In his work with the Centre for Eco-literacy (Stone & Barlow, 2005), Capra calls for education systems that learn from and reflect the workings of self-organising systems. He notes, “at all scales of nature, we find living systems nesting within other living systems – networks within networks” (1996, p.24). These living systems include schools. An ecological worldview draws attention to inter-relationships within a system. It does so from the perspective of those within that system, rather than that of detached ‘objective’ experts. Bowers (1999, 2011) describes this as ‘ecological intelligence’: the intelligence of the systems – including human systems of thought and action  – that sustain the organization of life. He argues that the transition from individual to ecological intelligence should be a major focus in education.

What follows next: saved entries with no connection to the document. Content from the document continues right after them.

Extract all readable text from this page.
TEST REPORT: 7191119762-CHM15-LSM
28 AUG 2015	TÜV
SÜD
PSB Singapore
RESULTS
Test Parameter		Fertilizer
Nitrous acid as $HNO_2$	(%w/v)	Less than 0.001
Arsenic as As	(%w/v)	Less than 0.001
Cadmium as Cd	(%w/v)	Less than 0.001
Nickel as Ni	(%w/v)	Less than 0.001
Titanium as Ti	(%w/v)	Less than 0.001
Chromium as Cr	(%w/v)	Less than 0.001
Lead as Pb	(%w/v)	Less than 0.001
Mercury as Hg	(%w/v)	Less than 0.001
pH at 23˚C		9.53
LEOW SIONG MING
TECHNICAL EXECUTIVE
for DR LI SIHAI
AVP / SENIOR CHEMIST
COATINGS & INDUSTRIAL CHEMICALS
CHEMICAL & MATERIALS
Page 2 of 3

The challenge will be for education professors, as well, as their colleagues in other departments, to recognize how the patterns of thinking they now equate with progress and enlightenment contribute to the ecological crisis, and to make the radical shift in consciousness that is required (Bowers 1999, p. 170).

In predicating ‘the local’ as central within such learning Bowers emphasizes local communities, local histories and local environmental practices. He argues the importance of examining the local in terms of its sustainability. This can be known better Bowers suggests, through greater awareness of place based culture, tradition and ‘elder knowledge’. This calls up the values and experience of traditional and indigenous communities and challenges the assumptions and practices of colonial cultures. Immersive experience in nature-based learning is a vehicle for such learning (Sobel, 1996). Sobel argues, “we teach too abstractly, too early” (p.5). Grunewald (2003) also seeks to build a critical consciousness of the ways in which place permeates schooling. He challenges educators to recognise and utilise place-based pedagogies. In doing so he cites Wendell Berry.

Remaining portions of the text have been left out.